Она подошла к кухонному буфету, старинному, допотопному, еле уместившемуся на стандартной кухне между раковиной и плитой. Деревянный резной буфет имел великое множество выдвижных ящичков и ящиков, в одном из них она довольно быстро отыскала несколько отменных кухонных ножей советского производства с массивными ручками и заостренными тяжелыми лезвиями. Придирчиво осмотрев их, Рысь довольно ухмыльнулась и оставила себе два самых острых и колючих.

Зажав в каждой руке по ножу, она повернулась к окну.

— Смотри внимательно, Костя!

Рысь взмахнула руками, оба клинка, пролетев чуть более полутора метров, одновременно воткнулись в параллельные, крашенные белой масляной краской деревянные планки прямоугольника оконной рамы. Один из ножей вошел в раму плотно и глубоко, сантиметров на пять. Другой воткнулся менее удачно и, влекомый тяжелой рукояткой, свалился на подоконник.

— Видишь, Костя? Раиса Сергеевна умела шить. Рысь умеет убивать... Раньше делала это лучше, но и сейчас еще кое-что могу...
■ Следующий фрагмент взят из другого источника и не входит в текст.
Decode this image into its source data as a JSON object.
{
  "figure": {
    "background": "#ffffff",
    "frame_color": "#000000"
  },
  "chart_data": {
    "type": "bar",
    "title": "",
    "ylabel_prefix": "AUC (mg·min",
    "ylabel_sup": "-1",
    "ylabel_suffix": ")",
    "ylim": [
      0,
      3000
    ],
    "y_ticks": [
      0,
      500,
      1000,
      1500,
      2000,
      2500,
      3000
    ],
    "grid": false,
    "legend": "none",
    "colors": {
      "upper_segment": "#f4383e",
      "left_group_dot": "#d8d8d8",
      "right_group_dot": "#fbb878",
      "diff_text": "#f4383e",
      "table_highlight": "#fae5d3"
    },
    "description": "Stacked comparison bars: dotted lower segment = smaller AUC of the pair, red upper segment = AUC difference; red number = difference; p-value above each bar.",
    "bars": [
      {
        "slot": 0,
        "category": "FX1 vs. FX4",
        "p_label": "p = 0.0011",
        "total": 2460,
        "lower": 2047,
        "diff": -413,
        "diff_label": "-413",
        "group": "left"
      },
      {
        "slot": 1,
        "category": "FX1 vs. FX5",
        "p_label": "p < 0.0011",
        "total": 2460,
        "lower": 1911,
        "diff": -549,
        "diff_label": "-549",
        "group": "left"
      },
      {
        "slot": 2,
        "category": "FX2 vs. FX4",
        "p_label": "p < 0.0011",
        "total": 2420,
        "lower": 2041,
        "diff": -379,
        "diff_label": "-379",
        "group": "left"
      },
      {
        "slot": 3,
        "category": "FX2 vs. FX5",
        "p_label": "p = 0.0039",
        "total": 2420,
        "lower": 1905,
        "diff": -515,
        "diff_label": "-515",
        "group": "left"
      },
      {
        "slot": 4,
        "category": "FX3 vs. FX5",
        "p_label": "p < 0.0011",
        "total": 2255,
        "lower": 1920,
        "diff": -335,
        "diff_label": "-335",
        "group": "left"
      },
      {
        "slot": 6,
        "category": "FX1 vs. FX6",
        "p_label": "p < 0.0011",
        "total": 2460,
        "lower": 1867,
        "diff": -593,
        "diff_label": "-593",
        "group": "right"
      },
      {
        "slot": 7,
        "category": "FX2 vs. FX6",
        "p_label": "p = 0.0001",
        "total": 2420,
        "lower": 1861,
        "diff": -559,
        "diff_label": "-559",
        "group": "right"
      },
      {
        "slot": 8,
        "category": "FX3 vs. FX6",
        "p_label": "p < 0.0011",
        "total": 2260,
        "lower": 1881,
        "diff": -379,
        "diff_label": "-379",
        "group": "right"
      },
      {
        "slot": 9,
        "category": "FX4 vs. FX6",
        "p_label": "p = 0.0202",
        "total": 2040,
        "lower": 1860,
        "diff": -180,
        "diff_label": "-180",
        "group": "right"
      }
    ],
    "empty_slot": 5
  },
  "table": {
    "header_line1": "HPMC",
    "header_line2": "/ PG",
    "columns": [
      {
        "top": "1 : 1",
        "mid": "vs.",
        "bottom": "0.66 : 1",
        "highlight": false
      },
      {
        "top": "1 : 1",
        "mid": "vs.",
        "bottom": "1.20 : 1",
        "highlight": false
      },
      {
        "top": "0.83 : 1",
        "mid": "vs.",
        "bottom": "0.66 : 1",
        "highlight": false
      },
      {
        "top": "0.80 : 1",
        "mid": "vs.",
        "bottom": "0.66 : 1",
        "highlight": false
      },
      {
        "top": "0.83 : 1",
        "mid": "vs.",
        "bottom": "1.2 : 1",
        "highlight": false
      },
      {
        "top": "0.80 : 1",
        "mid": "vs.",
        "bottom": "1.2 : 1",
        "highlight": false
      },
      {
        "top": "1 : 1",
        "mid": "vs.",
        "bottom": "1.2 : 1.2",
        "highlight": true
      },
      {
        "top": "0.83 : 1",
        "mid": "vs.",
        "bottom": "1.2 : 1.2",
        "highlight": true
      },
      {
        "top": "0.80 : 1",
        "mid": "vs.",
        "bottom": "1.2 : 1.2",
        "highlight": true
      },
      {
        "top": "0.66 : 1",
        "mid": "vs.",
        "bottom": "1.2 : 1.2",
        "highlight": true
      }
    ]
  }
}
Раньше она и правда метала ножи значительно лучше. Однажды они с Сашкой Полтораком устроили «ковбойскую дуэль». Рысь стояла напротив Сашки с двумя ножами в специальных «заплечных» ножнах. Полторак вооружился автоматом. У каждого за спиной разместилась мишень. По сигналу Рыжего соперники атаковали друг друга (не в прямом, конечно, смысле «атаковали соперника»), и побеждал тот, кто быстрее поразит мишень за спиной противоборствующей стороны. Ее нож вошел «в яблочко» раньше, чем Сашка успел вскинуть автомат и нажать на курок. В ту пору она «болела» ножами. Расхаживала, бывало, по территории части аж с восемью клинками: два за плечами, два прикреплены к предплечьям, пара на поясе и еще одна — за голенищами сапог. Позже Рыжий запретил ей «контриться» на одном виде оружия, и о клинках на время пришлось забыть.